Limitations of asset allocation tools
If you use several different online asset allocation tools, you may get as many different recommendations for what your asset mix should be. That’s because every tool uses a different set of assumptions, for example inflation rates or returns for each asset class. Some calculators let you put in your own figures for these.
You may find your goal is unattainable with the inputs you submitted. You can play around with the figures, but be very careful about the assumptions you are making, or increasing your weightings in equities to increase returns.
As with rules of thumb, calculators offer general information. For example, someone with stable employment, a generous pension plan and no heirs will likely choose a less conservative asset allocation than a freelancer with three preschoolers, even if the other figures are the same.
Related: The real cost of investing
When I used Bankrate, my recommendation was 25% cash/ 26% bonds/ 49% stocks. I may be a bit more aggressive than others my age because this seems too conservative to me. Personally, I would not hold that large of an amount in cash unless I had some purpose in mind.

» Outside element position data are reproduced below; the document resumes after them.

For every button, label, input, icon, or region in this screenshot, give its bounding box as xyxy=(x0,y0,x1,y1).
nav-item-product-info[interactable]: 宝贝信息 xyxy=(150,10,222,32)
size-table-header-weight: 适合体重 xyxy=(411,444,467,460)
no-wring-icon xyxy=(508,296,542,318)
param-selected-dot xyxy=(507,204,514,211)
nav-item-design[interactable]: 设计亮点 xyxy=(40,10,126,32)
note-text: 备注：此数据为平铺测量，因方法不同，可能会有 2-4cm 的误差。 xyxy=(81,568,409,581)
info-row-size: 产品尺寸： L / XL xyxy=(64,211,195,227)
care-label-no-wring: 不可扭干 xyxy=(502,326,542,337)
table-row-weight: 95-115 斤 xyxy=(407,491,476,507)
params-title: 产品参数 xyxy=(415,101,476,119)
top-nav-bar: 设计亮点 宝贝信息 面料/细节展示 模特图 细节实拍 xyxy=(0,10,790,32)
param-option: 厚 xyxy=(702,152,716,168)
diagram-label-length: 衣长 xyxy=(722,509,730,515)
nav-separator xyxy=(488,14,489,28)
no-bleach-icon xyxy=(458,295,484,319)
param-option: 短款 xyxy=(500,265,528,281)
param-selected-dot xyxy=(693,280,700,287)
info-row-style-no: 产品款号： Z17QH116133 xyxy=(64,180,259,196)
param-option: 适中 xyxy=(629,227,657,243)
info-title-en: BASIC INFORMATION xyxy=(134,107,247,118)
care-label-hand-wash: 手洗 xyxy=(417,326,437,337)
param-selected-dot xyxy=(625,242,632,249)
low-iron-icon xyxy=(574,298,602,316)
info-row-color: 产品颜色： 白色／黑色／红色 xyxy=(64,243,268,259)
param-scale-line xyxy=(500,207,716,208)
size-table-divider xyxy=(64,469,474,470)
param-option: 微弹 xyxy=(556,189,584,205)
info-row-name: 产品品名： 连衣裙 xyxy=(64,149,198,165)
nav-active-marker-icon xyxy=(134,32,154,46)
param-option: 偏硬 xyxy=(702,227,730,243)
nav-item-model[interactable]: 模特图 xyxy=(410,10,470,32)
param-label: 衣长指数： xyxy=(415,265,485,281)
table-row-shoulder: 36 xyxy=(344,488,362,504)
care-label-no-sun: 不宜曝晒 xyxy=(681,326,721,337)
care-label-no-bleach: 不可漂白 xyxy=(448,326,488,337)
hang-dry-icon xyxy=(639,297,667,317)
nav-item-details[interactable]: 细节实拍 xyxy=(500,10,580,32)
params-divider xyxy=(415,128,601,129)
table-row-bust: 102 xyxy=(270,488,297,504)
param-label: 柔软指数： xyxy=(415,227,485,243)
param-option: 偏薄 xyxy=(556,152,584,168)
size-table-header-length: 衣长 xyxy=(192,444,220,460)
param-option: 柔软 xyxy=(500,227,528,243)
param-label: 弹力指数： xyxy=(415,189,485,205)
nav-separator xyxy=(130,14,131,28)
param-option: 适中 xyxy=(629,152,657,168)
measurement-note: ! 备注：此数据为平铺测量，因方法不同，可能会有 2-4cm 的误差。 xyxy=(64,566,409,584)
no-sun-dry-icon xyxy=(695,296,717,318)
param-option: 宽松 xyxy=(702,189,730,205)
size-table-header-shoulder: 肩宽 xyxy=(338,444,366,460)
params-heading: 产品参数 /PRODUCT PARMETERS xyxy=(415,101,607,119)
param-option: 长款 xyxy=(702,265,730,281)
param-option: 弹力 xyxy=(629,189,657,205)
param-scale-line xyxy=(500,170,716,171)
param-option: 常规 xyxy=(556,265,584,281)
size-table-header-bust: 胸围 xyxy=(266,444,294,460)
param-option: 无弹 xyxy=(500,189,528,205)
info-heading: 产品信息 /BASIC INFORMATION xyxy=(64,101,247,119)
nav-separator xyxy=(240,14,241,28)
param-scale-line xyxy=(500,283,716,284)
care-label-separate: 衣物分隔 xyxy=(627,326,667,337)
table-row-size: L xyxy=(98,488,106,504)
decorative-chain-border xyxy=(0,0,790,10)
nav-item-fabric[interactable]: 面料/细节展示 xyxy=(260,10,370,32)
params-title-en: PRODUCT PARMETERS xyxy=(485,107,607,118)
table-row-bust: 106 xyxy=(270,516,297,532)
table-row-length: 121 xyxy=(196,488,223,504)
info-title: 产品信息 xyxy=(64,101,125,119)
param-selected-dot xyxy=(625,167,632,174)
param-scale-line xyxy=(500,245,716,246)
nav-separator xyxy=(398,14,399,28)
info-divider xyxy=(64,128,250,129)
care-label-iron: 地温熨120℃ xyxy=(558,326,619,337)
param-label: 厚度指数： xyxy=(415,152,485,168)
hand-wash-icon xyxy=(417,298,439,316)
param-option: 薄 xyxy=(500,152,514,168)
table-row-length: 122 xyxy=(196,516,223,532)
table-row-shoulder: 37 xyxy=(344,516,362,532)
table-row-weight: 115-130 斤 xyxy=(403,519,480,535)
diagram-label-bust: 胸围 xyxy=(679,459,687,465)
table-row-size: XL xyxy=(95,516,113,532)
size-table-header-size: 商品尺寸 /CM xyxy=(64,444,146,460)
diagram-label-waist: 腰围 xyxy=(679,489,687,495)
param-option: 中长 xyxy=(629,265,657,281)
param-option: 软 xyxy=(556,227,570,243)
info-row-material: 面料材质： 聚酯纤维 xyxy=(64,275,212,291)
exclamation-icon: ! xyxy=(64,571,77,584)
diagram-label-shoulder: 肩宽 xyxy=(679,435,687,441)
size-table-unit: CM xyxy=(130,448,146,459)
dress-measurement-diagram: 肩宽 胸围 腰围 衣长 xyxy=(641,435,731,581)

Rethinking your risk tolerance
Many of our investment decisions are based on our comfort with taking risks and the right balance of investments for each stage in your life.
People tend to be over optimistic about returns and their own risk tolerance.
When determining risk tolerance try to do so from a long-term perspective. Many of us are influenced by recent events: taking a too conservative approach when markets are volatile and being too aggressive after a long positive stretch.
You also need to think about the likelihood of your needing to withdraw your investments for any reason in the future. This is tough because you just don’t know what the future brings.
Finding the right mix of investments is an essential part of reaching your financial goals, whether you are just starting to invest and retirement seems far way, or you will need your money in the next few years.
But don’t stop there. Revisit your portfolio at least once a year. Normally your asset mix won’t change from year to year, so you can rebalance your existing investments back to your desired allocation, or adjust future contributions appropriately.
Once your situation changes – getting closer to your goal, for example – you need to adjust your holdings. You can see how asset mixes change in target date mutual funds (also known as life-cycle funds) for a good ballpark. Select the profile that most reflects you.